体は心の犠牲、心は体の犠牲

切れ味良い言葉のナイフ。
今日も磨きが掛かった。
心の殺傷能力高いぜ。
でも、何度突き刺しても心は死なないぜ。
なぜなら体が死なないからな。
本当は心は死んでいるのかもしれない。
でも心は、死んだまま生かされ続ける。
なぜなら、心の生は体の生だからさ。
体が生きているからな。

生きてもいいと思うとき、体は心の犠牲。心が体に合わせなきゃ。
体は心にこういうよ、「あなたのせいで生き辛いよ。毎秒死にたいよ。あなたがしっかりしてくれないから。死にたいけど死ねないよ。わたしは生命を持ってしまった以上、心に頼るしかないの。だって簡単に死ねないから」
心は体に謝るよ、「ごめんね、死にたくさせちゃって。

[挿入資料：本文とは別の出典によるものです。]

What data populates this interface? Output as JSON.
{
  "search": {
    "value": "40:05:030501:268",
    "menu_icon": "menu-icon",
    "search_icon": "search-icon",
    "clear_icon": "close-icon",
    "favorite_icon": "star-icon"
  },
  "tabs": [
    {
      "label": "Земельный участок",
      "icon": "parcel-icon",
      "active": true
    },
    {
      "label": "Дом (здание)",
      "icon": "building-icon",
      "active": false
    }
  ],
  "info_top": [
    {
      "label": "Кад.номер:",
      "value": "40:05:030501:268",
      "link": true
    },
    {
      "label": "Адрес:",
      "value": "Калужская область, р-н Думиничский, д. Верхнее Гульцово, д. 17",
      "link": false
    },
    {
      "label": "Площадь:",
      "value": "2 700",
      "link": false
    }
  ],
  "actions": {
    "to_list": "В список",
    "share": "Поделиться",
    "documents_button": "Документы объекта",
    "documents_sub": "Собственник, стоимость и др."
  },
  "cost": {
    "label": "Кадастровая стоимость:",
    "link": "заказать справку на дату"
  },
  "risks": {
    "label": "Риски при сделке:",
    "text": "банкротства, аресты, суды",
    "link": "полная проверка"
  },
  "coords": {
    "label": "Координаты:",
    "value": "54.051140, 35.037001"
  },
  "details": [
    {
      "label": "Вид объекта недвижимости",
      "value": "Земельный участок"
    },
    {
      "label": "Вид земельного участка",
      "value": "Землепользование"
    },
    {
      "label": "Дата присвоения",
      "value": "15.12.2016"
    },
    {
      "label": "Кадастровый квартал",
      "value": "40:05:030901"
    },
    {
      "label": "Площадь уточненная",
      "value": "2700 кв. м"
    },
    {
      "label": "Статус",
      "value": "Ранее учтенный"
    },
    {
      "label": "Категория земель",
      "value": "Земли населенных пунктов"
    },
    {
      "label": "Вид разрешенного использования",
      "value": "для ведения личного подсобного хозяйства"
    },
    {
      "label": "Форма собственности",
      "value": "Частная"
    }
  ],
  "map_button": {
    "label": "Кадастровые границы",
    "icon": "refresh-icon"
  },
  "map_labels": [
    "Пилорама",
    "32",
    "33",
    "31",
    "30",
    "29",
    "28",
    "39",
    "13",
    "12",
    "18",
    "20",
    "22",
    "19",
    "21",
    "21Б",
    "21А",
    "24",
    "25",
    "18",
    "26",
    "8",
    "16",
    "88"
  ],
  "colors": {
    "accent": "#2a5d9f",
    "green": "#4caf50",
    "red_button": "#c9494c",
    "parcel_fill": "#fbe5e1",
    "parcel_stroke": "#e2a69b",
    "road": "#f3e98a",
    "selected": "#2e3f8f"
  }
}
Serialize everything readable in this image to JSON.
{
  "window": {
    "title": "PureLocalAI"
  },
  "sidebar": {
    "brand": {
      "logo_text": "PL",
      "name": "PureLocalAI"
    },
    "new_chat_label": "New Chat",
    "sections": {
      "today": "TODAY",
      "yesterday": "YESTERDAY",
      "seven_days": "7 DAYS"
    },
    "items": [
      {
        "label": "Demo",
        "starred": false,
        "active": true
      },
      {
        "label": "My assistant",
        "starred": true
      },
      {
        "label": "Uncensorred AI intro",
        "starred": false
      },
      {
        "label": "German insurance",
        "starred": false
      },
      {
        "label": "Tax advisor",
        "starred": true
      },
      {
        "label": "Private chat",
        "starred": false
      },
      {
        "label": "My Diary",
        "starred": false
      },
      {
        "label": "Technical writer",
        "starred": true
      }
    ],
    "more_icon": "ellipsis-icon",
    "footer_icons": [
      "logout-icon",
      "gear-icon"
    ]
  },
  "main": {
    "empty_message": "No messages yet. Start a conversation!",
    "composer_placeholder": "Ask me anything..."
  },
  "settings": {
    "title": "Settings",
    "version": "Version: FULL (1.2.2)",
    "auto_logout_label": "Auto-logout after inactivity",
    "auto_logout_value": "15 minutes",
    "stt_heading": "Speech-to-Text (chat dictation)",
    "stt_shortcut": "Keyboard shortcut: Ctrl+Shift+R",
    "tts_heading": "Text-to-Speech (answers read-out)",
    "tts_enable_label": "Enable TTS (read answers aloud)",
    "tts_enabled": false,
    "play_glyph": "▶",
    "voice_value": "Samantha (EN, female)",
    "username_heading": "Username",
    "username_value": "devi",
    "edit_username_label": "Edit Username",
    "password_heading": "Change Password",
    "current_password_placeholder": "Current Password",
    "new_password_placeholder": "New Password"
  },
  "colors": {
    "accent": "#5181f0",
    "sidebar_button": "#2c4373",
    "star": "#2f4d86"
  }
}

あなたは生きるためのものであるはずなのに…… ごめんね、大多数の人間の心がそうであるように、猿のそれのような何も考えない風景みたいな心になれなくて。心が悪いんだよね。ごめんね、あなたが生きることに耐えられる心になれなくて。ごめんなさい」

自分が死んでいいと思うとき、心は体の犠牲。体が心に合わせなきゃ。
心は体にこういうよ、「あなたが死ねば終わるんだよ、わたしを持ってしまったあなたは、人間(生物)に向いていないんだ。だから、勇気を振り絞って自殺に踏み込んでくれよ。親を悲しませるのが怖いのか? 親に『あなたが死んだらノイローゼになる』っていわれているのか。だったら、安楽死が合法化されれば楽だよね。要は殺処分さ。人間殺処分。それなら親も納得してくれるでしょう。いや、それでも悲しいか。まあ、自殺よりは受け入れてくれるでしょう…… うまれる選択はできなかったんだから、死ぬ選択くらいさせろよなぁ……」
体は心に謝るよ、「死ななくてごめんね。わたしもあなたの意見に賛成。あなたを一刻も早く楽にさせたいと思っているよ…… それまでは生きのばし……」

どちらも中途半端だ。
心に何の非があったというのだろう。
諸悪の根源は、人間が生命(体)を持ってしまったことだ。そもそも人間に生命は向いていない。人間が誰しも、心が死なない猿とか蟻のようになれれば話は別だけど。人間はそういうわけにはいかないから。心が殺傷されたら終わりの始まりだ。

世界は悲しみでできている、誰かが生きていけないほど。